The Coalition for Fair Transmission Policy emphasized its support for broadly spreading costs to improve the reliability of regional transmission lines but emphasized its concern that adopting a similar approach to finance expensive, long-distance interstate power lines could force consumers to pay for power lines from which they derive no benefits.
The coalition was responding the Federal Energy Regulatory Commission’s March 30 order addressing large transmission projects in the PJM service territory.
“We expressed exactly these same concerns in response to FERC Order 1000, especially when the benefits of a public policy project were speculative,” the coalition said.
For lines that do not address reliability needs, beneficiaries should pay in proportion to the benefits received. The Commission cannot assume that interstate lines over a certain voltage threshold, or a portfolio of projects, will provide economic benefits to all customers as its basis for socializing costs. Instead, FERC must make determinations based on a clear definition of what constitutes a real benefit and a record demonstrating the anticipated distribution of benefits.

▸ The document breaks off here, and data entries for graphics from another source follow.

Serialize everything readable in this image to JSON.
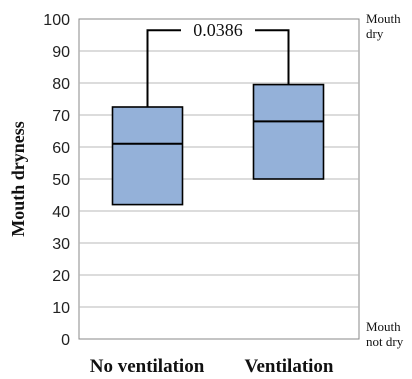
{
  "chart_data": {
    "type": "box",
    "ylabel": "Mouth dryness",
    "xlabel": "",
    "ylim": [
      0,
      100
    ],
    "yticks": [
      0,
      10,
      20,
      30,
      40,
      50,
      60,
      70,
      80,
      90,
      100
    ],
    "grid": true,
    "categories": [
      "No ventilation",
      "Ventilation"
    ],
    "boxes": [
      {
        "category": "No ventilation",
        "q1": 42,
        "median": 61,
        "q3": 72.5
      },
      {
        "category": "Ventilation",
        "q1": 50,
        "median": 68,
        "q3": 79.5
      }
    ],
    "box_color": "#94b1d9",
    "significance": {
      "label": "0.0386",
      "y_value": 96.5
    },
    "right_labels": {
      "top": [
        "Mouth",
        "dry"
      ],
      "bottom": [
        "Mouth",
        "not dry"
      ]
    }
  }
}
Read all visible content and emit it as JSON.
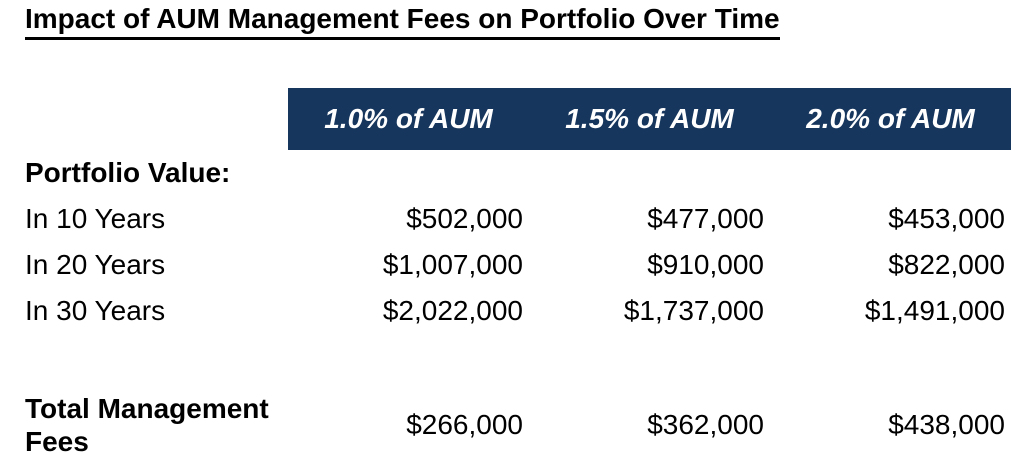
{
  "title": "Impact of AUM Management Fees on Portfolio Over Time",
  "colors": {
    "header_bg": "#17365D",
    "header_text": "#FFFFFF",
    "body_text": "#000000",
    "title_underline": "#000000"
  },
  "chart_data": {
    "type": "table",
    "title": "Impact of AUM Management Fees on Portfolio Over Time",
    "column_headers": [
      "1.0% of AUM",
      "1.5% of AUM",
      "2.0% of AUM"
    ],
    "section_label": "Portfolio Value:",
    "rows": [
      {
        "label": "In 10 Years",
        "values": [
          "$502,000",
          "$477,000",
          "$453,000"
        ],
        "values_numeric": [
          502000,
          477000,
          453000
        ]
      },
      {
        "label": "In 20 Years",
        "values": [
          "$1,007,000",
          "$910,000",
          "$822,000"
        ],
        "values_numeric": [
          1007000,
          910000,
          822000
        ]
      },
      {
        "label": "In 30 Years",
        "values": [
          "$2,022,000",
          "$1,737,000",
          "$1,491,000"
        ],
        "values_numeric": [
          2022000,
          1737000,
          1491000
        ]
      }
    ],
    "total_row": {
      "label": "Total Management Fees",
      "values": [
        "$266,000",
        "$362,000",
        "$438,000"
      ],
      "values_numeric": [
        266000,
        362000,
        438000
      ]
    },
    "layout": {
      "header_style": "bold italic white on dark navy, centered",
      "value_alignment": "right",
      "gridlines": "none",
      "blank_row_before_total": true
    }
  }
}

The cost allocation issue arose when the FERC issued its Order responding to a Seventh Circuit Court of Appeals remand of the FERC’s previous decision approving regional postage stamp allocation of costs for transmission facilities above 500kV in the PJM region. The Coalition was not a participant in the case and does not formally comment on FERC cost-allocation decisions in any specific region.
However, there are several aspects of this most recent decision that will be perceived as being important to the national policy debate with respect to cost allocation. The case brought to the Seventh Circuit involved cost allocation for new facilities, which were all designed to resolve reliability problems identified in PJM planning studies.

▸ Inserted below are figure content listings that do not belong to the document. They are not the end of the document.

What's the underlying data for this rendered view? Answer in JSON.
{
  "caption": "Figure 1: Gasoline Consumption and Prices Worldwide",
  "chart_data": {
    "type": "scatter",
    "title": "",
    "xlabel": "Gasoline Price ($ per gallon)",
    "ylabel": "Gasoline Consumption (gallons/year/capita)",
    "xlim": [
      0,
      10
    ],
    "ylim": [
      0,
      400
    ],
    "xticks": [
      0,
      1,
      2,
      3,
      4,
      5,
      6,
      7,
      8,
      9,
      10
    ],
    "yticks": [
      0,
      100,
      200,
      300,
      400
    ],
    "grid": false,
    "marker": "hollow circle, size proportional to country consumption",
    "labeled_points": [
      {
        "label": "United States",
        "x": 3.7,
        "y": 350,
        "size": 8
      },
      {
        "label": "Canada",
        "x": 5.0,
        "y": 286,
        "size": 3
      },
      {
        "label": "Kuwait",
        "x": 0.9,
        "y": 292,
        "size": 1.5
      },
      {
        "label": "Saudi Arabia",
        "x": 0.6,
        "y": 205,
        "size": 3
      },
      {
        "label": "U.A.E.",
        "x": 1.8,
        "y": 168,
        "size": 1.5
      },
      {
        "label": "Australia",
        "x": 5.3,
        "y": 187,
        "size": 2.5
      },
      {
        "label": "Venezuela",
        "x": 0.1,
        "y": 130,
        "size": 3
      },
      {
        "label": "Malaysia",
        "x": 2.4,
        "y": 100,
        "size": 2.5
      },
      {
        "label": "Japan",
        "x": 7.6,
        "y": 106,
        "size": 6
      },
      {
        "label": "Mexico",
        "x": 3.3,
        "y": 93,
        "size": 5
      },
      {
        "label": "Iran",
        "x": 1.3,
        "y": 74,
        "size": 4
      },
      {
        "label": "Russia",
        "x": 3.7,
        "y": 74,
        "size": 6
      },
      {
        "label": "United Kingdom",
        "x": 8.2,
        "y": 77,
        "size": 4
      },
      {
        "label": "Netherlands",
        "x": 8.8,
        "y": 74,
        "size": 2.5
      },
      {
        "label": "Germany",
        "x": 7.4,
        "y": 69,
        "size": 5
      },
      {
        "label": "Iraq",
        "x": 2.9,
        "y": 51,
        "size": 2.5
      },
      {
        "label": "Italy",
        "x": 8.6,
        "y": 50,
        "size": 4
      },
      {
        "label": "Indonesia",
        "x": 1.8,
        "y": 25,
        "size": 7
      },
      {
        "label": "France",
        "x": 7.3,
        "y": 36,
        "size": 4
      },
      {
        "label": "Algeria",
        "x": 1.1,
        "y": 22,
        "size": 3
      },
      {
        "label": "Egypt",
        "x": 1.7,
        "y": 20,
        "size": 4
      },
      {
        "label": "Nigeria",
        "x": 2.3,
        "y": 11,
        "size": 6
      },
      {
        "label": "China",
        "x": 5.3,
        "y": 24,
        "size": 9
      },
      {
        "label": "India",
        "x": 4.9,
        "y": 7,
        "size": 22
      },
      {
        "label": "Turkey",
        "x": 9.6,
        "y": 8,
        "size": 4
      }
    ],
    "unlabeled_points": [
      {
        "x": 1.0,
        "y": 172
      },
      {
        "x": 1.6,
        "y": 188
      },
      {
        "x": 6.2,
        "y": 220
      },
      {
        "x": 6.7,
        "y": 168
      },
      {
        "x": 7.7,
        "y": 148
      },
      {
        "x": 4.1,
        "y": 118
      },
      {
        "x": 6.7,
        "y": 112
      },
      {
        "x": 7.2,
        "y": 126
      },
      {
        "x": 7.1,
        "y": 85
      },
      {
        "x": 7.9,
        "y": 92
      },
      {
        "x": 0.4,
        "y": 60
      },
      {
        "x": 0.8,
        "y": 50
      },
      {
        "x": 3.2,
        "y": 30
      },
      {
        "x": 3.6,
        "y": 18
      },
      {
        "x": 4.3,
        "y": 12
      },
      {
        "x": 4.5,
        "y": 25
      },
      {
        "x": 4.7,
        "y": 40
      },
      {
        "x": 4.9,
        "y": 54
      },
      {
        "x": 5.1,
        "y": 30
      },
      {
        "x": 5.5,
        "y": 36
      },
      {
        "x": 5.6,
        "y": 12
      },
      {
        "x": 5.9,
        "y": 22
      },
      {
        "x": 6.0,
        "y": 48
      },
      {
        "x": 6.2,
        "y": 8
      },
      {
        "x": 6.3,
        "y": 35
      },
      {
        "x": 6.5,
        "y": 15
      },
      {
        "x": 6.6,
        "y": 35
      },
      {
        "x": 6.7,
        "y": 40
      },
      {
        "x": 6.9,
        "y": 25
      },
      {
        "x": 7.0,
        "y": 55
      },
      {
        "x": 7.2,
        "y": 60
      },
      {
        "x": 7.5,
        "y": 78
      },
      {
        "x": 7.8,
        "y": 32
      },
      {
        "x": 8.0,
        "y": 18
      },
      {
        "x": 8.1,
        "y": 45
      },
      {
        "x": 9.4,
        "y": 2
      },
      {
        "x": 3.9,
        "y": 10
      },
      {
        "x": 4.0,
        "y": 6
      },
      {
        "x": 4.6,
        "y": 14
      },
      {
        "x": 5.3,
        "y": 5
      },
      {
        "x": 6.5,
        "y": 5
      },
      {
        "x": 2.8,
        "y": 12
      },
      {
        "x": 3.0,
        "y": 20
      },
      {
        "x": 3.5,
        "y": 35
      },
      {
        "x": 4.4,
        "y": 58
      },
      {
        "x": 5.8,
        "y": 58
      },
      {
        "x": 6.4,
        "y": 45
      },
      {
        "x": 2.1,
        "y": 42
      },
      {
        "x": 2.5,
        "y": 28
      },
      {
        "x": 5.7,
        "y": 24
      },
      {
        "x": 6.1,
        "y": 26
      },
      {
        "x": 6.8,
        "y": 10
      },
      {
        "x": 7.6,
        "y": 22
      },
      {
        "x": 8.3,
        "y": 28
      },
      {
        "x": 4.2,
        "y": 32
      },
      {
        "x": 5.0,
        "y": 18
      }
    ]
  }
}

It has always been the Coalition’s position that where transmission upgrades are required to meet the reliability needs of an area, it is appropriate to allocate the costs of such facilities to that area.

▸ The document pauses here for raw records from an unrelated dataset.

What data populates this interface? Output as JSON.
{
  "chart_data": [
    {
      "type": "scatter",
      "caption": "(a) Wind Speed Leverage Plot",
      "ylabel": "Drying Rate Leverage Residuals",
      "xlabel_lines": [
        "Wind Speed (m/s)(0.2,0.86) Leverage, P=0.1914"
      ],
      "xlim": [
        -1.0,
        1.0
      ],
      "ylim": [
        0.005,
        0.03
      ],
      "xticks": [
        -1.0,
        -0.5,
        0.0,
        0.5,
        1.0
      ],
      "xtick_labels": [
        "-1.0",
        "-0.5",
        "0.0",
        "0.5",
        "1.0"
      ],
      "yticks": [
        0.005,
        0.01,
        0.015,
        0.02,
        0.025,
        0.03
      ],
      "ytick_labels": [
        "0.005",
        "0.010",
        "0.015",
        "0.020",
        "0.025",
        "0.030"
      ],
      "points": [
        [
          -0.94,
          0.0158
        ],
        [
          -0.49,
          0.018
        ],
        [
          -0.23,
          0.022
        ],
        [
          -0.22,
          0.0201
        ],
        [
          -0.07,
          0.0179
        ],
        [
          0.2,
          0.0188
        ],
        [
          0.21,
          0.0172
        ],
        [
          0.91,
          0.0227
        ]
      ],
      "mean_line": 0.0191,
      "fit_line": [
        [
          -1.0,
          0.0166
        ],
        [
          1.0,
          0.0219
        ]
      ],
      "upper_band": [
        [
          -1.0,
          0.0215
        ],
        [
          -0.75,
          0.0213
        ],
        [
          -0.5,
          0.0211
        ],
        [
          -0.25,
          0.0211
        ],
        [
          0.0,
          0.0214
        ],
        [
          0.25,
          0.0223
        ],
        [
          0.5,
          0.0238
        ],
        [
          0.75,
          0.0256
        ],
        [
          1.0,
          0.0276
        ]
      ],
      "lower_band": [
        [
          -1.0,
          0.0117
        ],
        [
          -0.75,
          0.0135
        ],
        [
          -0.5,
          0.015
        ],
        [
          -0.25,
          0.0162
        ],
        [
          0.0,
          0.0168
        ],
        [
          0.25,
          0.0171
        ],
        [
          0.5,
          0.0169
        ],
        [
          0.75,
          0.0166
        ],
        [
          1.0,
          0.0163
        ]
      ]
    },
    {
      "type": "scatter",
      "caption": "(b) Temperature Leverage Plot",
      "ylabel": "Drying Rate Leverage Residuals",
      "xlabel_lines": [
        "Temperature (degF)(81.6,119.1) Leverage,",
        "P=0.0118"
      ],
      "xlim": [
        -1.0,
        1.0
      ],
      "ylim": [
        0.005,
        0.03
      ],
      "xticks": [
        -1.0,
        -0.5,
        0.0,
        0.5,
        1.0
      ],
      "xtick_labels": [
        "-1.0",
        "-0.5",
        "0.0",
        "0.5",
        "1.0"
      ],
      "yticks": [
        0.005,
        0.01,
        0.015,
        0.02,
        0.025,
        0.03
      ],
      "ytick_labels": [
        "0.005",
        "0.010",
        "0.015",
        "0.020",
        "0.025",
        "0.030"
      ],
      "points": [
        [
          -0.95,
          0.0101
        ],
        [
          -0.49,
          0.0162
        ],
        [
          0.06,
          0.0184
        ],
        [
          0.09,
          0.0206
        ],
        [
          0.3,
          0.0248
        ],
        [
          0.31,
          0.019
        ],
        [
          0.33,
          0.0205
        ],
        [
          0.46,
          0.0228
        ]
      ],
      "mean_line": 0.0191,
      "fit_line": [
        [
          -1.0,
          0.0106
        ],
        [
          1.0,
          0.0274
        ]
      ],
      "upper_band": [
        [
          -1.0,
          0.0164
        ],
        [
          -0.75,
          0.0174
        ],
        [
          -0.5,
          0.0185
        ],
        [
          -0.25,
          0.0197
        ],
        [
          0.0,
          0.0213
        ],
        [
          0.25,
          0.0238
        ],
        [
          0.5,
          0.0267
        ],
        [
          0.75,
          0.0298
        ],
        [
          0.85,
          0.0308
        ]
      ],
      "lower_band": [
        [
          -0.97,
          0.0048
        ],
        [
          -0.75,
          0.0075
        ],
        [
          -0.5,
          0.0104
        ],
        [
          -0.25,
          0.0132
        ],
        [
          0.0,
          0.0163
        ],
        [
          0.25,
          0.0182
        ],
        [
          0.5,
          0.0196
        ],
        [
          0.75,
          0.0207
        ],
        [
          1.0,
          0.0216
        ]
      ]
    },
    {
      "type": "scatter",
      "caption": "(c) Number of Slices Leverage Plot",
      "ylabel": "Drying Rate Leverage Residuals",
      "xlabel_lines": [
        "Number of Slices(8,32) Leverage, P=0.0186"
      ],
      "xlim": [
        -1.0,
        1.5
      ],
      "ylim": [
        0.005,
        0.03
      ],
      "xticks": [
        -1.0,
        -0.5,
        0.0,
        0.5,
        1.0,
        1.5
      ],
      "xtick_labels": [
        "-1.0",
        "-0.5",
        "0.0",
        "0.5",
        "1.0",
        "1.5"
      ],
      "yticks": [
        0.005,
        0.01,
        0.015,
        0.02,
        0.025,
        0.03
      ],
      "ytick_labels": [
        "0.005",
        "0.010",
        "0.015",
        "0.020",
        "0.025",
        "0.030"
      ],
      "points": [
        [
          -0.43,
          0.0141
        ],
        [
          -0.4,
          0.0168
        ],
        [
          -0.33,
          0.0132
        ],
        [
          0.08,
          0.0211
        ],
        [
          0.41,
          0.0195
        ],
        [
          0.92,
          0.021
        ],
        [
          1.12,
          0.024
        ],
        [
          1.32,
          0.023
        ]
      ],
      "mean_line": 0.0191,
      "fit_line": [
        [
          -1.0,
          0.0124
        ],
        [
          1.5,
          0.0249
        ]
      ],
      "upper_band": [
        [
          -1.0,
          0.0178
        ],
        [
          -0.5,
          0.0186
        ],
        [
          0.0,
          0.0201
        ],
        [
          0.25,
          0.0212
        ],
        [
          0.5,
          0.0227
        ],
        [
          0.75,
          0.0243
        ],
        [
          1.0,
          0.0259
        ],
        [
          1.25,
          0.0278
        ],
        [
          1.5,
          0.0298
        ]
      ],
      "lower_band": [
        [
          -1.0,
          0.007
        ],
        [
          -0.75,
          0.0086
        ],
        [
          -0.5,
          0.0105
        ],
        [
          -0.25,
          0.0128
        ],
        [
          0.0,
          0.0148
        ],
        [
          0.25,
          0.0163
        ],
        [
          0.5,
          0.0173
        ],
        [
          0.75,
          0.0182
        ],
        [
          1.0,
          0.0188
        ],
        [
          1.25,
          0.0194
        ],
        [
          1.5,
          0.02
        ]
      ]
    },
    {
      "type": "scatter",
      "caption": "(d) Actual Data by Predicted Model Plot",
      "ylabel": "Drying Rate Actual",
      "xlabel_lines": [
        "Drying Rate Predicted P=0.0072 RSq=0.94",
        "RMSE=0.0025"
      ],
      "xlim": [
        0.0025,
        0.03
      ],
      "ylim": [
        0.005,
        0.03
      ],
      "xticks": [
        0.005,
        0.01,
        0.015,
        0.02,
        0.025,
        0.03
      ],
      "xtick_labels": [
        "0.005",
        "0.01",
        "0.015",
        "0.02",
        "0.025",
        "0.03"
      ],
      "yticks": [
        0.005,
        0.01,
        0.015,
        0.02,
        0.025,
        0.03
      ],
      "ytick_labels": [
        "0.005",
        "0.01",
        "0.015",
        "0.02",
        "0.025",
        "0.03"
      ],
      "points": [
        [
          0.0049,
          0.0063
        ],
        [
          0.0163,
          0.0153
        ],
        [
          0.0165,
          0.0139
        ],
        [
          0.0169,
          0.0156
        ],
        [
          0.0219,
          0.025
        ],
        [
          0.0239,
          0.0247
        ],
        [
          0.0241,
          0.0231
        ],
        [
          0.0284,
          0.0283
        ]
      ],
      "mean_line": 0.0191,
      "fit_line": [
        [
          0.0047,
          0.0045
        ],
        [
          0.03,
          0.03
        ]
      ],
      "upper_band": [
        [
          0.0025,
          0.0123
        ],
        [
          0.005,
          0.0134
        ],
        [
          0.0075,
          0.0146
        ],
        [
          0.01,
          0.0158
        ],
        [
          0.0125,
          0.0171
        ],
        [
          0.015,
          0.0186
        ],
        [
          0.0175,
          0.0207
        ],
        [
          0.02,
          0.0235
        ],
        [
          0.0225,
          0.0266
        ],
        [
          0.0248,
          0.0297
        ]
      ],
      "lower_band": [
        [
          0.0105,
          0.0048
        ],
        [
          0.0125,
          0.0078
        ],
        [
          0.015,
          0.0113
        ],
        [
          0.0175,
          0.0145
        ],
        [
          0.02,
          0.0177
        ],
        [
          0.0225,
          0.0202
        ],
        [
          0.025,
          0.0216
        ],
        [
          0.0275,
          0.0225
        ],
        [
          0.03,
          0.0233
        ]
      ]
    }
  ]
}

In this particular case, PJM found – and the FERC concurred in its March 30th Order on Remand – that transmission lines over 500 kV needed for reliability had regional reliability benefits and therefore cost allocation across the region was appropriate. We therefore believe that FERC ‘s decision is consistent with the Coalition’s principles in this regard.
As the FERC recognized, cost allocation for new projects going forward will be addressed in the Order 1000 Compliance filings of PJM and other regions. The Coalition hopes that the Commission will ensure that its principle of beneficiary pays holds true in practice as well as in theory.